Une inscription de la Direction Générale
des Biens Islamiques donne les explications nécessaires
en arabe et en anglais ; « La mosquée
Emir Munzir (Al Natufarce) Munzir Ibn Suleiman, b.
Alam al Din, b. Muhammad al Tannakhi, 1029 de l’Hégire
– 1620 après Jésus-Christ, sous le Sultanat
Ottoman de Mourad IV » Un peu plus bas, une
autre information, uniquement en arabe, s’inscrit
dans le marbre pour fêter la rénovation
grâce à Hajj Ahmad Misbah El-Bizri en
décembre 2002. Est-ce lui qui a fait recouvrir
d’un fin plastic translucide la cour intérieure
? Celle-ci, en hauteur, depuis le trottoir on doit
monter sept marches pour accéder au sol recouvert
de somptueux tapis. Elle est entourée d’arcades
soutenues de colonnes de granit noir venues d’Assouan
dans l’antiquité ; l’ensemble donnant une impression
d’intérieur extérieur réussit.
Si
vous remontiez la rue, Hamid Karamé vers Bâb
Edriss, sur la droite, après quelques mètres
vous trouveriez l’ancien siège de la British
Bank of the Middle East dans l’immeuble des Capucins
à côté de l’immeuble Sursock 1930
très bien restauré. En face, dans la
même rue, la Chase Manhattan Bank dans l’immeuble
Abboud avec une façade de style à colonnades,
lui faisait écho, aujourd’hui au rez-de-chaussée
nous avons les bureaux de la M.E.A. Plus tard cette
banque choisit de s’installer dans le nouvel immeuble
de la Banque de Syrie et du Liban.
Cependant,
ne nous attardons pas, continuons notre itinéraire
vers la Place Riad El-Solh en traversant la rue Hamid
Karamé. Sur notre gauche faisant angle, à
l’immeuble au rez-de-chaussée, attend un magasin
pouvant faire oublier Orosdi-Back qui lui-même
avait succédé à la commanda tour
de la police Ottomane.
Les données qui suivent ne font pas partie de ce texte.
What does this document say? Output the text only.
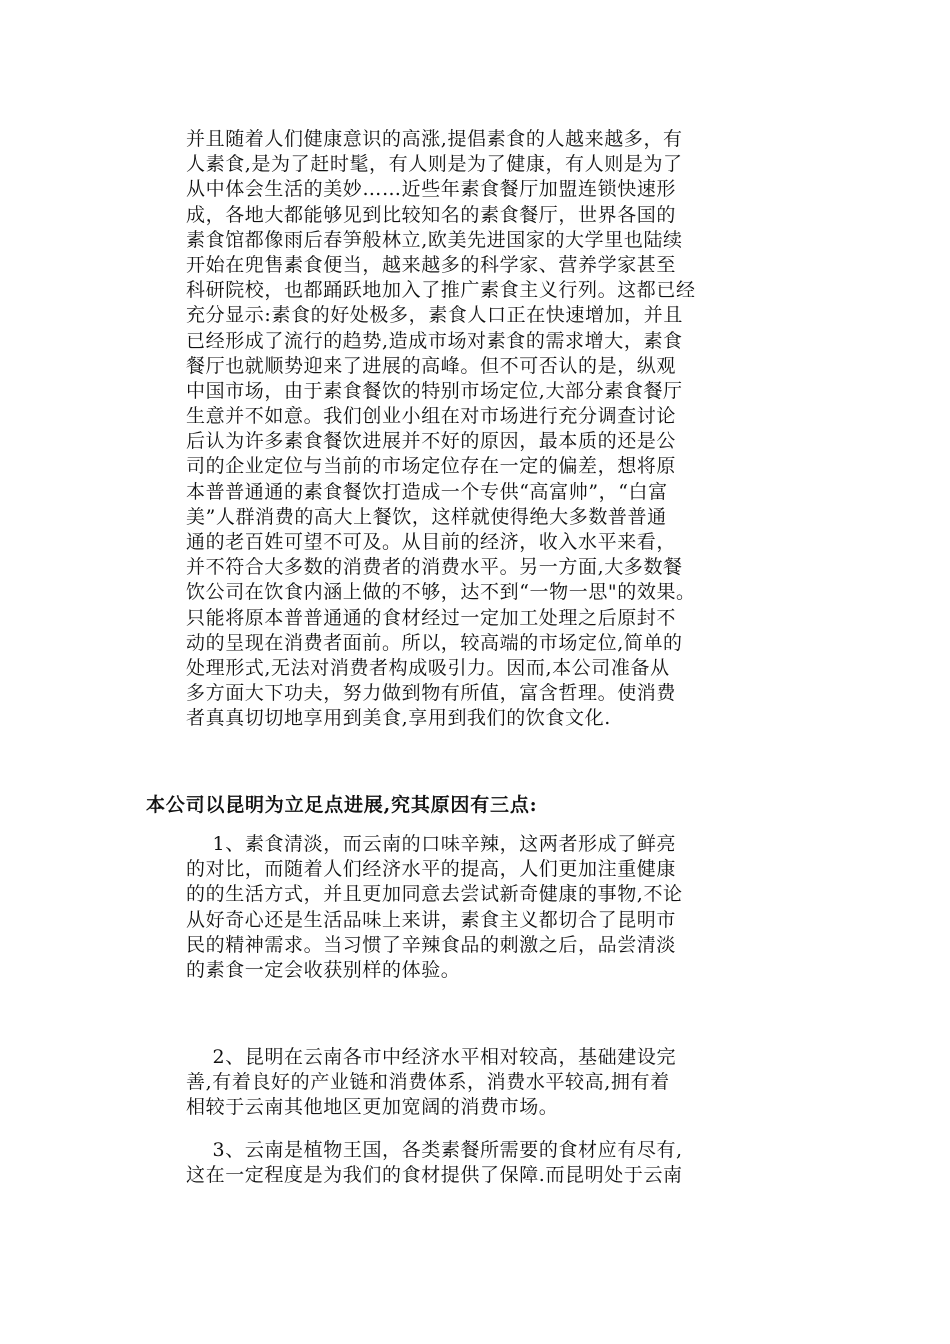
并且随着人们健康意识的高涨,提倡素食的人越来越多，有
人素食,是为了赶时髦，有人则是为了健康，有人则是为了
从中体会生活的美妙……近些年素食餐厅加盟连锁快速形
成，各地大都能够见到比较知名的素食餐厅，世界各国的
素食馆都像雨后春笋般林立,欧美先进国家的大学里也陆续
开始在兜售素食便当，越来越多的科学家、营养学家甚至
科研院校，也都踊跃地加入了推广素食主义行列。这都已经
充分显示:素食的好处极多，素食人口正在快速增加，并且
已经形成了流行的趋势,造成市场对素食的需求增大，素食
餐厅也就顺势迎来了进展的高峰。但不可否认的是，纵观
中国市场，由于素食餐饮的特别市场定位,大部分素食餐厅
生意并不如意。我们创业小组在对市场进行充分调查讨论
后认为许多素食餐饮进展并不好的原因，最本质的还是公
司的企业定位与当前的市场定位存在一定的偏差，想将原
本普普通通的素食餐饮打造成一个专供“高富帅”，“白富
美”人群消费的高大上餐饮，这样就使得绝大多数普普通
通的老百姓可望不可及。从目前的经济，收入水平来看，
并不符合大多数的消费者的消费水平。另一方面,大多数餐
饮公司在饮食内涵上做的不够，达不到“一物一思"的效果。
只能将原本普普通通的食材经过一定加工处理之后原封不
动的呈现在消费者面前。所以，较高端的市场定位,简单的
处理形式,无法对消费者构成吸引力。因而,本公司准备从
多方面大下功夫，努力做到物有所值，富含哲理。使消费
者真真切切地享用到美食,享用到我们的饮食文化.
本公司以昆明为立足点进展,究其原因有三点:
1、素食清淡，而云南的口味辛辣，这两者形成了鲜亮
的对比，而随着人们经济水平的提高，人们更加注重健康
的的生活方式，并且更加同意去尝试新奇健康的事物,不论
从好奇心还是生活品味上来讲，素食主义都切合了昆明市
民的精神需求。当习惯了辛辣食品的刺激之后，品尝清淡
的素食一定会收获别样的体验。
2、昆明在云南各市中经济水平相对较高，基础建设完
善,有着良好的产业链和消费体系，消费水平较高,拥有着
相较于云南其他地区更加宽阔的消费市场。
3、云南是植物王国，各类素餐所需要的食材应有尽有,
这在一定程度是为我们的食材提供了保障.而昆明处于云南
Avant la guerre civile, Orosdi-Back
nous offrait un magasin de luxe pour un intérieur
de goût. Toujours au rez-de-chaussée,
nous avions la BIAN (Banque Industrielle d’Afrique
du Nord) dirigé par Monsieur Catoni, qui sera
plus tard la Banque Libano-Française de Monsieur
Farid Raphaël, ses bureaux allaient même
jusqu’au premier étage. Au deuxième
étage la Banque Belgo Libanaise vous attendait
discrètement. Au troisième étage
c’était la Compagnie Algérienne d’assurance.
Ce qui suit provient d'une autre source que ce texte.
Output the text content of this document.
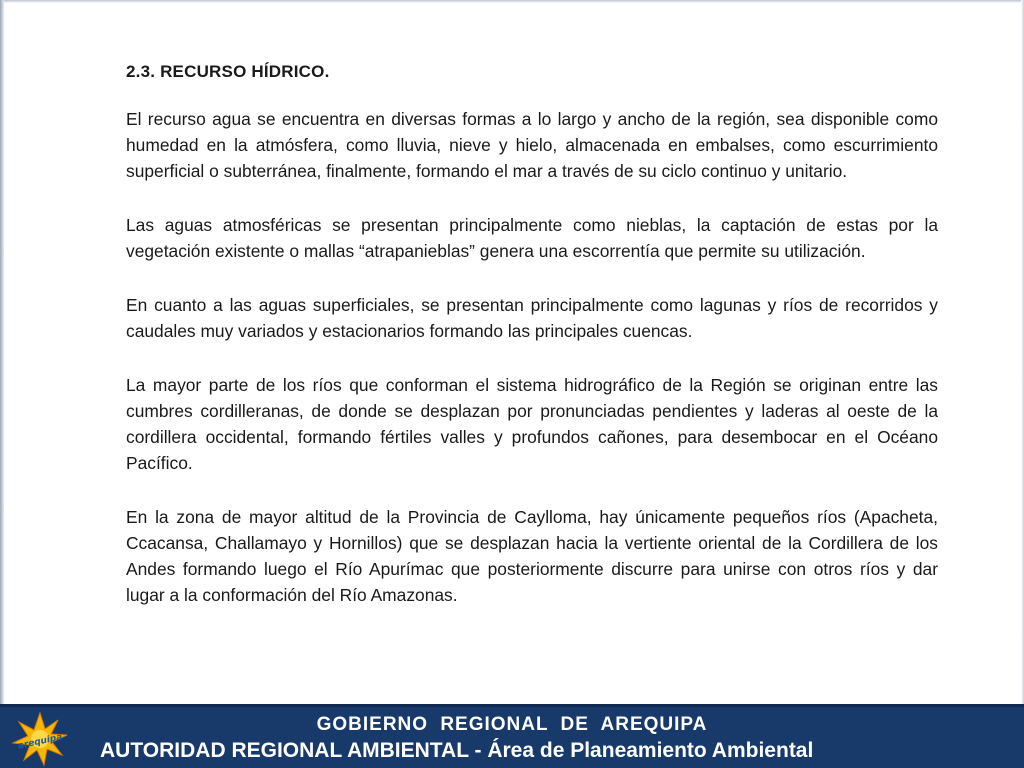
2.3. RECURSO HÍDRICO.

El recurso agua se encuentra en diversas formas a lo largo y ancho de la región, sea disponible como humedad en la atmósfera, como lluvia, nieve y hielo, almacenada en embalses, como escurrimiento superficial o subterránea, finalmente, formando el mar a través de su ciclo continuo y unitario.

Las aguas atmosféricas se presentan principalmente como nieblas, la captación de estas por la vegetación existente o mallas “atrapanieblas” genera una escorrentía que permite su utilización.

En cuanto a las aguas superficiales, se presentan principalmente como lagunas y ríos de recorridos y caudales muy variados y estacionarios formando las principales cuencas.

La mayor parte de los ríos que conforman el sistema hidrográfico de la Región se originan entre las cumbres cordilleranas, de donde se desplazan por pronunciadas pendientes y laderas al oeste de la cordillera occidental, formando fértiles valles y profundos cañones, para desembocar en el Océano Pacífico.

En la zona de mayor altitud de la Provincia de Caylloma, hay únicamente pequeños ríos (Apacheta, Ccacansa, Challamayo y Hornillos) que se desplazan hacia la vertiente oriental de la Cordillera de los Andes formando luego el Río Apurímac que posteriormente discurre para unirse con otros ríos y dar lugar a la conformación del Río Amazonas.

arequipa
GOBIERNO REGIONAL DE AREQUIPA
AUTORIDAD REGIONAL AMBIENTAL - Área de Planeamiento Ambiental
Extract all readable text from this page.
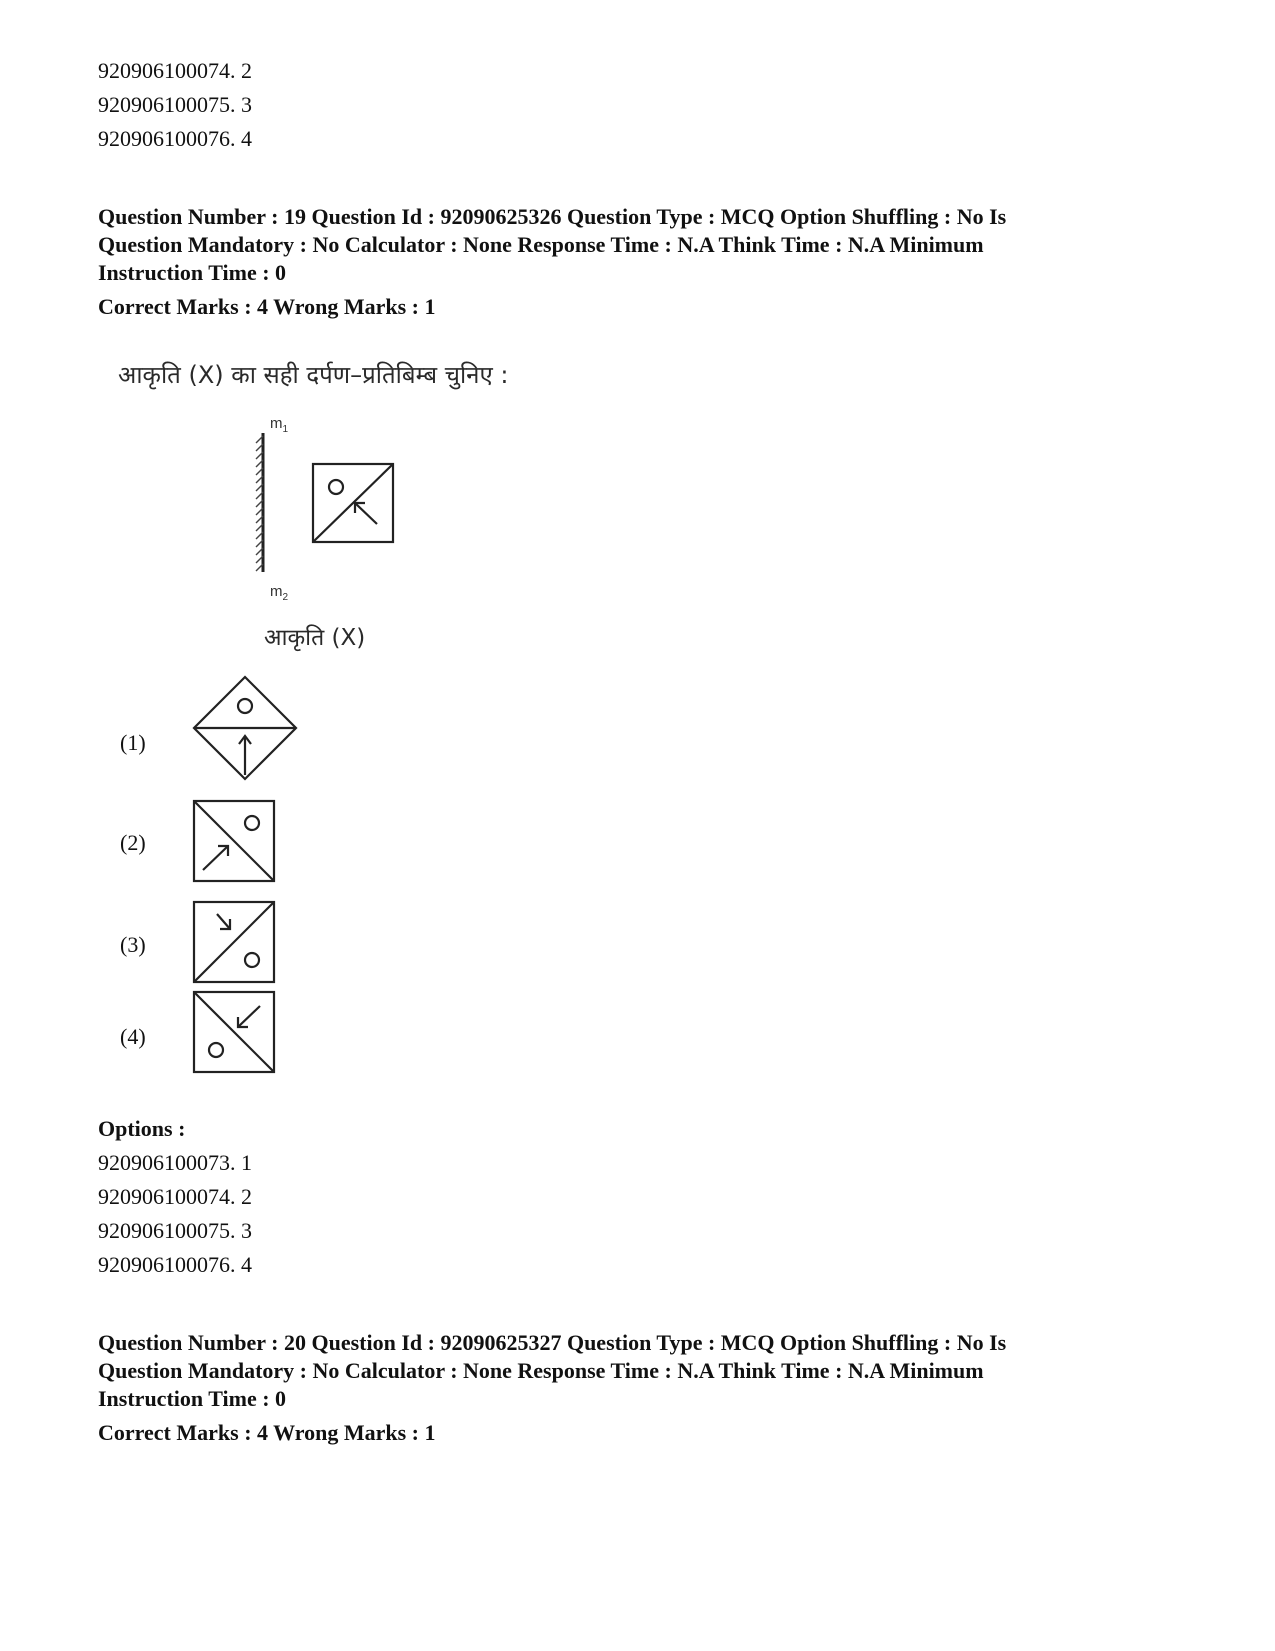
920906100074. 2
920906100075. 3
920906100076. 4
Question Number : 19 Question Id : 92090625326 Question Type : MCQ Option Shuffling : No Is
Question Mandatory : No Calculator : None Response Time : N.A Think Time : N.A Minimum
Instruction Time : 0
Correct Marks : 4 Wrong Marks : 1
आकृति (X) का सही दर्पण–प्रतिबिम्ब चुनिए :
$m_1$
$m_2$
आकृति (X)
(1)
(2)
(3)
(4)
Options :
920906100073. 1
920906100074. 2
920906100075. 3
920906100076. 4
Question Number : 20 Question Id : 92090625327 Question Type : MCQ Option Shuffling : No Is
Question Mandatory : No Calculator : None Response Time : N.A Think Time : N.A Minimum
Instruction Time : 0
Correct Marks : 4 Wrong Marks : 1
Aujourd’hui la SGBL[4] de Monsieur
Sehnaoui occupe l’ensemble de l’immeuble de pierre
ocre formant un îlot indépendant, avec
une belle entrée de fer forgé.
Sur
la droite la Banque Intra faisait symétrie
jusqu’à l’escalier montant vers l’Eglise des
Capucins de Saint Louis. Cette banque avait repris
la station d’essence de la Socony Vacuum. Il est terrible
de constater que le seul souvenir de cette banque
dans l’opinion public soit sa défaillance du
16 octobre 1966 à midi après l’épuisement
de ses liquidités de trésorerie. Pourtant
après un rachat, il y eut une nouvelle société
créée en octobre 1969, avec une participation
des Etats-Unis, du Qatar, du Koweit et du Liban. Des
spécialistes plus pointus soulignent même
qu’Intra Investment Compagny créa une banque
commerciale : la Banque Al Machrek en association
avec la Banque Morgan Overseas Capital Corporation.
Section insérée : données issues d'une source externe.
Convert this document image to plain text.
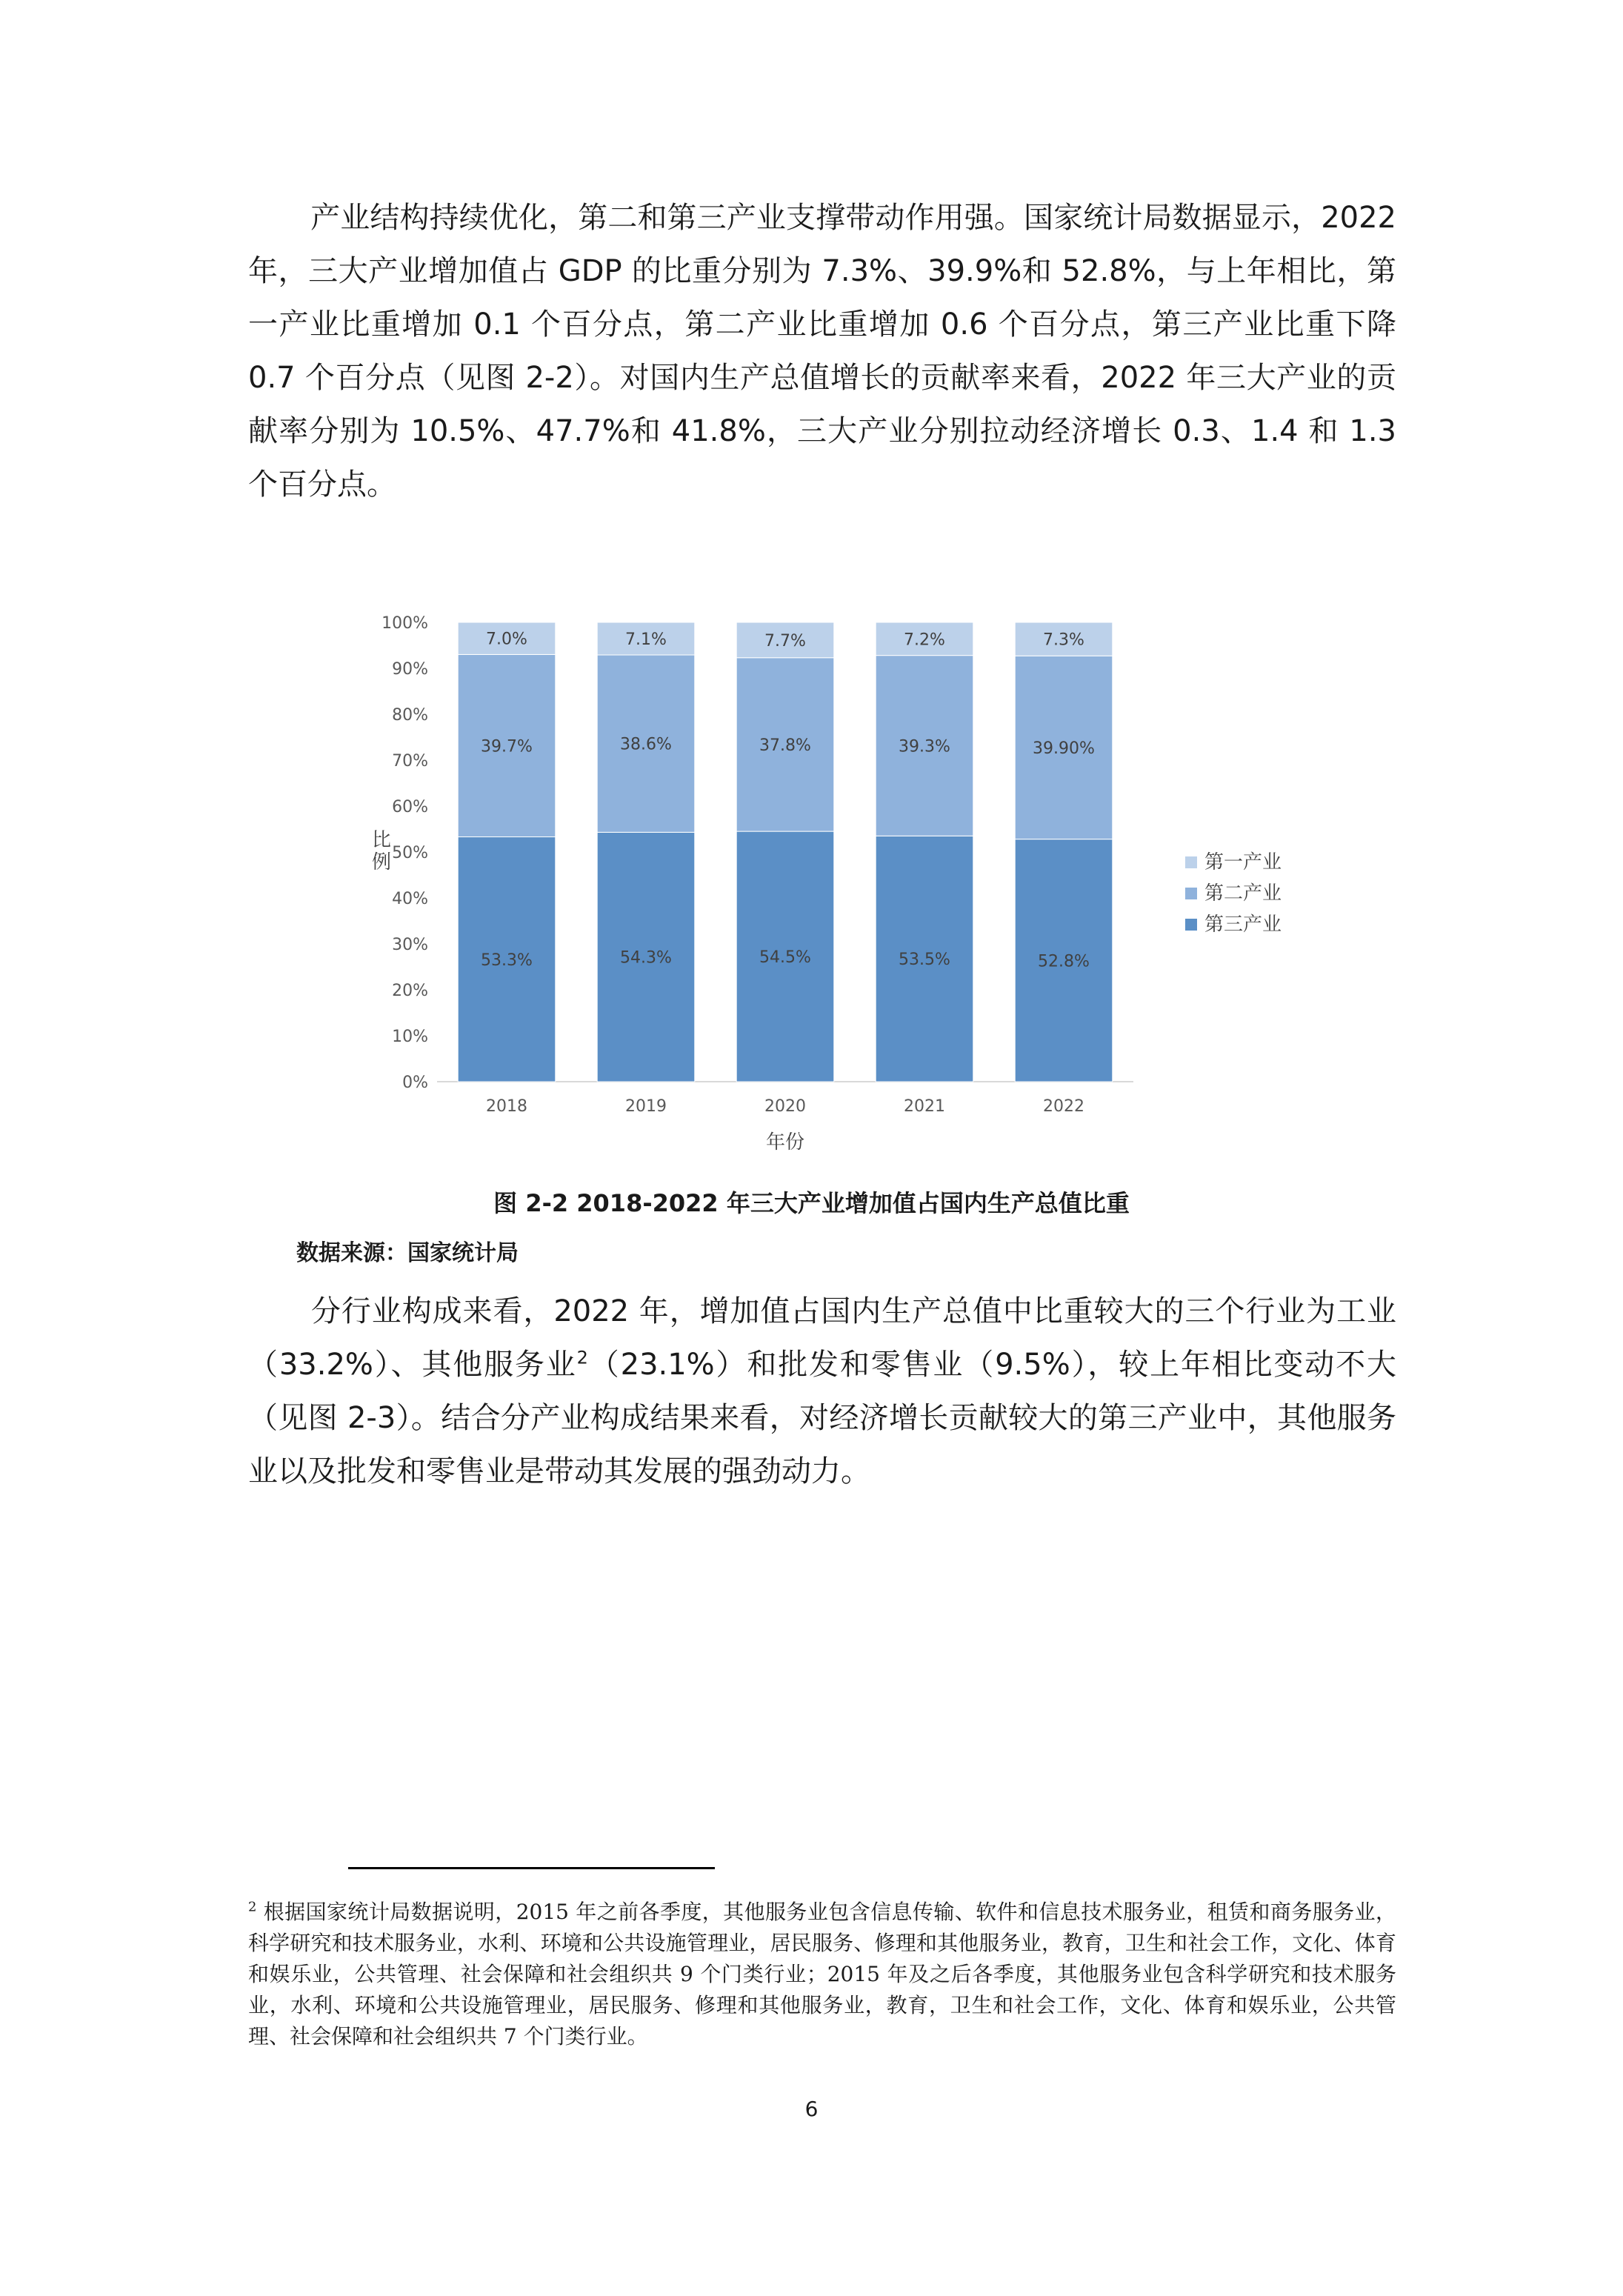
产业结构持续优化，第二和第三产业支撑带动作用强。国家统计局数据显示，2022 年，三大产业增加值占 GDP 的比重分别为 7.3%、39.9%和 52.8%，与上年相比，第一产业比重增加 0.1 个百分点，第二产业比重增加 0.6 个百分点，第三产业比重下降 0.7 个百分点（见图 2-2）。对国内生产总值增长的贡献率来看，2022 年三大产业的贡献率分别为 10.5%、47.7%和 41.8%，三大产业分别拉动经济增长 0.3、1.4 和 1.3 个百分点。

0%
10%
20%
30%
40%
50%
60%
70%
80%
90%
100%
53.3%
39.7%
7.0%
54.3%
38.6%
7.1%
54.5%
37.8%
7.7%
53.5%
39.3%
7.2%
52.8%
39.90%
7.3%
2018	2019	2020	2021	2022
年份
比例	第一产业
第二产业
第三产业
图 2-2 2018-2022 年三大产业增加值占国内生产总值比重
数据来源：国家统计局

分行业构成来看，2022 年，增加值占国内生产总值中比重较大的三个行业为工业（33.2%）、其他服务业$^2$（23.1%）和批发和零售业（9.5%），较上年相比变动不大（见图 2-3）。结合分产业构成结果来看，对经济增长贡献较大的第三产业中，其他服务业以及批发和零售业是带动其发展的强劲动力。

$^2$ 根据国家统计局数据说明，2015 年之前各季度，其他服务业包含信息传输、软件和信息技术服务业，租赁和商务服务业，科学研究和技术服务业，水利、环境和公共设施管理业，居民服务、修理和其他服务业，教育，卫生和社会工作，文化、体育和娱乐业，公共管理、社会保障和社会组织共 9 个门类行业；2015 年及之后各季度，其他服务业包含科学研究和技术服务业，水利、环境和公共设施管理业，居民服务、修理和其他服务业，教育，卫生和社会工作，文化、体育和娱乐业，公共管理、社会保障和社会组织共 7 个门类行业。

6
Qui réalise cette vie d’après les épreuves
? La Banque Intra sera toujours dans la mémoire
du peuple, cet arrêt des paiements en plein
midi. Aujourd’hui l’immeuble de belle apparence attend
un titre s’affichant sur cette rue de renom.
Un
autre immeuble mitoyen annonce « Arab African
International blg »
Ensuite,
après la coupure d’un passage nous conduisant
vers la rue des banques des coulisses, le trottoir
longeait le Parking puis le bâtiment de la Banque
de Syrie et du Liban jusqu’aux prochains vastes escaliers
agrémentés de verdures. Là aussi,
un seul bâtiment occupait l’îlot en toute
indépendance. Les grands escaliers nous élèvent,
après avoir traversé la rue quasi piétonnière
des banques, à travers la rue des Capucins
vers le Grand Sérail au sommet de la colline
; le drapeau Libanais flotte au vent du large. C’est
une très belle ouverture en contre plongée.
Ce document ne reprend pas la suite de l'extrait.